INTRODUCTION: Venetoclax is a selective B-cell lymphoma 2 (BCL2) inhibitor, which is approved to treat elderly patients with newly diagnosed acute myeloid leukemia (AML) and high-risk myelodysplastic syndrome (MDS) in combination with either low-dose cytarabine (ARA-C) or hypomethylating agents. We aimed to collect and share data among the efficacy and safety of venetoclax both as a monotherapy or in combination with other drugs used to treat high-risk MDS or AML. MATERIALS AND METHODS: A total of 60 patients with a median age of 67 (30-83) years from 14 different centers were included in the final analysis. Thirty (50%) of the patients were women; 6 (10%) of the 60 patients were diagnosed with high-risk MDS and the remaining were diagnosed with AML. RESULTS: The best objective response rate (complete remission [CR], complete remission with incomplete hematological recovery (CRi), morphological leukemia-free state [MLFS], partial response [PR]) was 35% in the entire cohort. Best responses achieved during venetoclax per patient number were as follows: 7 CR, 1 CRi, 8 MLFS, 5 PR, and stable disease. Median overall survival achieved with venetoclax was 5 months in patients who relapsed and not achieved in patients who were initially treated with venetoclax. Nearly all patients (86.7%) had experienced a grade 2 or more hematologic toxicity.
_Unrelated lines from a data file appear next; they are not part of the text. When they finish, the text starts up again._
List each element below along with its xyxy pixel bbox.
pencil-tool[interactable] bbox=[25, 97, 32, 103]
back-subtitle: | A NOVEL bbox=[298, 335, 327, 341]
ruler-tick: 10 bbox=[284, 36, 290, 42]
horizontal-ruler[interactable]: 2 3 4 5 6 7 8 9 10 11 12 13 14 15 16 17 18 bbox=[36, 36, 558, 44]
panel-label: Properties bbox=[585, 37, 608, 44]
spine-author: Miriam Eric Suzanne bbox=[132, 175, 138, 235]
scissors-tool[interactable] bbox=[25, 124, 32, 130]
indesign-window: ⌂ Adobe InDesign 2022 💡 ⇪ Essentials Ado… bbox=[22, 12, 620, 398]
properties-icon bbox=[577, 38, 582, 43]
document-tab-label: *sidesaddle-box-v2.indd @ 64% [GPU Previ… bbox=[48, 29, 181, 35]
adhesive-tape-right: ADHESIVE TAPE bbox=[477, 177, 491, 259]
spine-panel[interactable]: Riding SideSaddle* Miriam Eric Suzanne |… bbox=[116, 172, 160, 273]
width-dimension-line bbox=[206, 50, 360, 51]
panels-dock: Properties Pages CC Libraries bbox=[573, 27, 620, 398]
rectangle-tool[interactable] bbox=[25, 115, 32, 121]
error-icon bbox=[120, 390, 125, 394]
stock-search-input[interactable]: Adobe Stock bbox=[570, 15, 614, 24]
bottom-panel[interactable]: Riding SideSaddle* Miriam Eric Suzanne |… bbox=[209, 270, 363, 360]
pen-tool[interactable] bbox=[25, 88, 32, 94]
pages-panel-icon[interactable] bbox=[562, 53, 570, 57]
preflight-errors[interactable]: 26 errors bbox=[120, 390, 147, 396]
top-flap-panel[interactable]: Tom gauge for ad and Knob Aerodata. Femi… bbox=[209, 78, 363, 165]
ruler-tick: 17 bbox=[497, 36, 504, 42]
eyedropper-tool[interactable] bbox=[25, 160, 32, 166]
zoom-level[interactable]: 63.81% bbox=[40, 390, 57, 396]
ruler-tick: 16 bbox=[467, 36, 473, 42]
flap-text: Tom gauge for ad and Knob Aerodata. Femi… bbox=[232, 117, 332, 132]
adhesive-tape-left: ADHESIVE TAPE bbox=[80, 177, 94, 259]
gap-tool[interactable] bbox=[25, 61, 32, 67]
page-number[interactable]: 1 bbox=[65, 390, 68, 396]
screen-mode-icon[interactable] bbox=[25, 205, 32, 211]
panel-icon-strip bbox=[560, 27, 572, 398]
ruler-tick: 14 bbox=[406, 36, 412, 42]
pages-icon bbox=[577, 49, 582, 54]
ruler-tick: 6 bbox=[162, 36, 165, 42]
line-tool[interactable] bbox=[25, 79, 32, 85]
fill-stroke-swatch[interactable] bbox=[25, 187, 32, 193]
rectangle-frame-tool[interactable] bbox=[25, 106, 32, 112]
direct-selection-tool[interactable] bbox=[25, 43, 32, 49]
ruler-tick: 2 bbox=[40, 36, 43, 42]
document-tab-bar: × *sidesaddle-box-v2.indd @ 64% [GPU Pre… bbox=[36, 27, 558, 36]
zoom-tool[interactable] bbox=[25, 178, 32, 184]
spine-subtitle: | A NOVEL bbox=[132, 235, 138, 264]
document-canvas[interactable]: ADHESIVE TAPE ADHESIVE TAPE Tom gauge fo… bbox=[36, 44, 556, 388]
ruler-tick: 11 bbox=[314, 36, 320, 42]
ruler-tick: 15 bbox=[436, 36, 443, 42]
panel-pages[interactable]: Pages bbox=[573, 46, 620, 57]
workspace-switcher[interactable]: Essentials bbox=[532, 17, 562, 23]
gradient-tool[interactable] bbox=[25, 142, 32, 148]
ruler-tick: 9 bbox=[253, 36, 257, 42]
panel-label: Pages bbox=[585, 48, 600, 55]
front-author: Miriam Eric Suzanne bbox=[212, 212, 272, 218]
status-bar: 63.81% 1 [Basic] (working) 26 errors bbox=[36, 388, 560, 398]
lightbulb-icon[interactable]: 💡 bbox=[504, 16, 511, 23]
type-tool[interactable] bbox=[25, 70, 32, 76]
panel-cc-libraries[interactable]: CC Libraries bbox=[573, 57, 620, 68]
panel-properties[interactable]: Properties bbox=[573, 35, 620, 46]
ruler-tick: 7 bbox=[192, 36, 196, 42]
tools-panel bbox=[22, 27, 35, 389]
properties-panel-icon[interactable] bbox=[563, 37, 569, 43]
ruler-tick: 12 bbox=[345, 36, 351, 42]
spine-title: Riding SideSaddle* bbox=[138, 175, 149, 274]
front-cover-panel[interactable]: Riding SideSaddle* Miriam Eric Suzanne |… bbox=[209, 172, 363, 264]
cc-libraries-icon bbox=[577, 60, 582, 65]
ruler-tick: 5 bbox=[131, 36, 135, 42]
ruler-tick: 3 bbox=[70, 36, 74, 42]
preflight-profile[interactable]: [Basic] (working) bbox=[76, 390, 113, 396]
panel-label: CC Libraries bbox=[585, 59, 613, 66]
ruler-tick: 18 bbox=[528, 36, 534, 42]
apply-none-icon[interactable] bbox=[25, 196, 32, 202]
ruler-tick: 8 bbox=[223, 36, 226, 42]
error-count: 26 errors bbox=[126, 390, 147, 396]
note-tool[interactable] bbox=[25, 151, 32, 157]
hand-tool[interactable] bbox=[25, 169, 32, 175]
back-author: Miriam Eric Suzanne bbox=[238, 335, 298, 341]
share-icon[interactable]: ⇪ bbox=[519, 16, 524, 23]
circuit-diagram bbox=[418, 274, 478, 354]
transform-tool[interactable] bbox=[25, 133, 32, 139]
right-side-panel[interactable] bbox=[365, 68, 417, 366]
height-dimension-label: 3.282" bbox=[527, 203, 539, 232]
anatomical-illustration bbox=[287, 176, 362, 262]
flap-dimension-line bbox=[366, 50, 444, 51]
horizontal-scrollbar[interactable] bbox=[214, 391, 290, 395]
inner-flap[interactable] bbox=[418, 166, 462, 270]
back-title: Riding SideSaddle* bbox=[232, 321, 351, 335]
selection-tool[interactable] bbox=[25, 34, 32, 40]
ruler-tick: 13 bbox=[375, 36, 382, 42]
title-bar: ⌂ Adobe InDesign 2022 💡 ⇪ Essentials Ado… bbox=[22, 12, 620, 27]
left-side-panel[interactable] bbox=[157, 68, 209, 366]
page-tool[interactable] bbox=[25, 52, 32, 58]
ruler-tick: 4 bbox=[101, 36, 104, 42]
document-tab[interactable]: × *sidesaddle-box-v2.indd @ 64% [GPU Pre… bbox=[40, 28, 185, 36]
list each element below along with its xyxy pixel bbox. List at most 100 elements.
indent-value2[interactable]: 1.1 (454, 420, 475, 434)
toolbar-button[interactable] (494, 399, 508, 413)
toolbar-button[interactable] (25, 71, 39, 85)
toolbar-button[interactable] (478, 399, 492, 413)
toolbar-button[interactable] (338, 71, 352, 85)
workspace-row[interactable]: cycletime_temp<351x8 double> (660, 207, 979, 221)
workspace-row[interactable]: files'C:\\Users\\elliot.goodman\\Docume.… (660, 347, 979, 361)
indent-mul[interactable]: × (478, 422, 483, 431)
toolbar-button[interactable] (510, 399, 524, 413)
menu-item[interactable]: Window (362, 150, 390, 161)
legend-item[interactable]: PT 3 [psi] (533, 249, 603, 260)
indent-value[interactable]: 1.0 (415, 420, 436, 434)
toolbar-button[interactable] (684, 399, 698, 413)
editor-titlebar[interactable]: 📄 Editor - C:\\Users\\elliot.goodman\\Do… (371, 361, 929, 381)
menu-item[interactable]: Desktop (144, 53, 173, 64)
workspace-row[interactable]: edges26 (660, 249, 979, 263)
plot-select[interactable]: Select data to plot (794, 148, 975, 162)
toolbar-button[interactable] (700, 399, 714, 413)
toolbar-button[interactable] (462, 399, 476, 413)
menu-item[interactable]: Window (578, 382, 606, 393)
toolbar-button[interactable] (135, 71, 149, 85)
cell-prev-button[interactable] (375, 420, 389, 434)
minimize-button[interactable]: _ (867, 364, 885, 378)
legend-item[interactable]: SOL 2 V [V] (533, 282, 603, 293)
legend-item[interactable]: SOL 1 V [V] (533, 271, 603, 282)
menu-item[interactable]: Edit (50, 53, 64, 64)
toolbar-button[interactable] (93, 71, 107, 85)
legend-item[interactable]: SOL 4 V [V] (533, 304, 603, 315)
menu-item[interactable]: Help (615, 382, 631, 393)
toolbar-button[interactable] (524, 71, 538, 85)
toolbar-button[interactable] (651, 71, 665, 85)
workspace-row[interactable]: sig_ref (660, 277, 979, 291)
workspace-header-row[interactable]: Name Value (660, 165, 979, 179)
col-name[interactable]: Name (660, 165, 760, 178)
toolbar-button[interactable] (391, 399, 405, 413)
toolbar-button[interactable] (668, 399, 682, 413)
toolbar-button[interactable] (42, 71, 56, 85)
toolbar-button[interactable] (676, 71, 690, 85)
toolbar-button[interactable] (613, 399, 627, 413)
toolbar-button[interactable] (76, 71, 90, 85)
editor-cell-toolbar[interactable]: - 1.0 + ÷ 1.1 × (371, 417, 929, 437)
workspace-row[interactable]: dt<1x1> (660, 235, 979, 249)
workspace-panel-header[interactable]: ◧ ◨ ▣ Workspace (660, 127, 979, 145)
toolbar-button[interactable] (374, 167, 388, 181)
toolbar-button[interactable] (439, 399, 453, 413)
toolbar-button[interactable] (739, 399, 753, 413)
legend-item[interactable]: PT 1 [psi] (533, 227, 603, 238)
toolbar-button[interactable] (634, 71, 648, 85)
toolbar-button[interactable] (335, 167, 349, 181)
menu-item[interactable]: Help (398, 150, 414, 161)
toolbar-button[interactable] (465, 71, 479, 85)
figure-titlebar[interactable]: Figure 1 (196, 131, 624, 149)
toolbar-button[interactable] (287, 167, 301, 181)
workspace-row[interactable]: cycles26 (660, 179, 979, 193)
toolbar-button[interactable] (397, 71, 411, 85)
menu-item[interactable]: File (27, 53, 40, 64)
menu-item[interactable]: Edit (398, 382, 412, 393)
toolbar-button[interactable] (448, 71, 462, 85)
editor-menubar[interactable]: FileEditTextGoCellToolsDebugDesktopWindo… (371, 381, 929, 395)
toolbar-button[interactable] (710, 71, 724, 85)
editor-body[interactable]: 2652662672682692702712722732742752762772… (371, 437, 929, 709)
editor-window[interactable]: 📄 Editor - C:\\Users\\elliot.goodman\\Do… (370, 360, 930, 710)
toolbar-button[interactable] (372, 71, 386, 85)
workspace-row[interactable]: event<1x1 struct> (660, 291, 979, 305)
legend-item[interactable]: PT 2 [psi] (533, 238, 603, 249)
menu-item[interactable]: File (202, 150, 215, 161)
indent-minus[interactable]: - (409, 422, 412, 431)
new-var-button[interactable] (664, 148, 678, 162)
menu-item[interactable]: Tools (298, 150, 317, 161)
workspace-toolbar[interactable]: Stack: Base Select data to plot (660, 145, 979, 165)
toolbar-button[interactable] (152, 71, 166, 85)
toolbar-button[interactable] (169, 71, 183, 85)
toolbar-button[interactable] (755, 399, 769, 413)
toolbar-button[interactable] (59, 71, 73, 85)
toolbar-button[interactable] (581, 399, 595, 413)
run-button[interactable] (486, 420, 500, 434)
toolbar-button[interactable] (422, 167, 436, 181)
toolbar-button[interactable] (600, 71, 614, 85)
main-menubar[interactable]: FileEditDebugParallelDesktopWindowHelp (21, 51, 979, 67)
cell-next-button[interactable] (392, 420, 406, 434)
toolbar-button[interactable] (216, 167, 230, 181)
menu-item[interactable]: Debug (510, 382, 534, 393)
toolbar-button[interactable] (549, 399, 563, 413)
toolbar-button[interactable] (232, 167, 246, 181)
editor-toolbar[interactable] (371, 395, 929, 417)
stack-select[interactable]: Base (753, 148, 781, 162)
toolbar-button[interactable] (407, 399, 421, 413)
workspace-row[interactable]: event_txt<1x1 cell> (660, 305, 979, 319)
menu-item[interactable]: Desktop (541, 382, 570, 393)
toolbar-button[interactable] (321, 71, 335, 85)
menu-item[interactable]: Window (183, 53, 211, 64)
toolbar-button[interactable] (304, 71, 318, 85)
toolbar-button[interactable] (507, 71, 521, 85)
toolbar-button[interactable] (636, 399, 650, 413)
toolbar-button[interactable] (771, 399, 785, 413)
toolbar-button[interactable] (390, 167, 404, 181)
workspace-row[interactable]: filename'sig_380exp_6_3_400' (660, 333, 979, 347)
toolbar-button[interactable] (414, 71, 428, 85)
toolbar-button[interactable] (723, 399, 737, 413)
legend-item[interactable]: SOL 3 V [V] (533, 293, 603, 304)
Some 36.7% of these patients had received granulocyte colony stimulating factor (GCSF) support. Infection, mainly pneumonia (26.7%), was the leading nonhematologic toxicity, and fatigue, diarrhea, and skin reactions were the others reported. CONCLUSION: Our real-life data support the use of venetoclax in patients with both newly diagnosed and relapsed high-risk MDS and AML.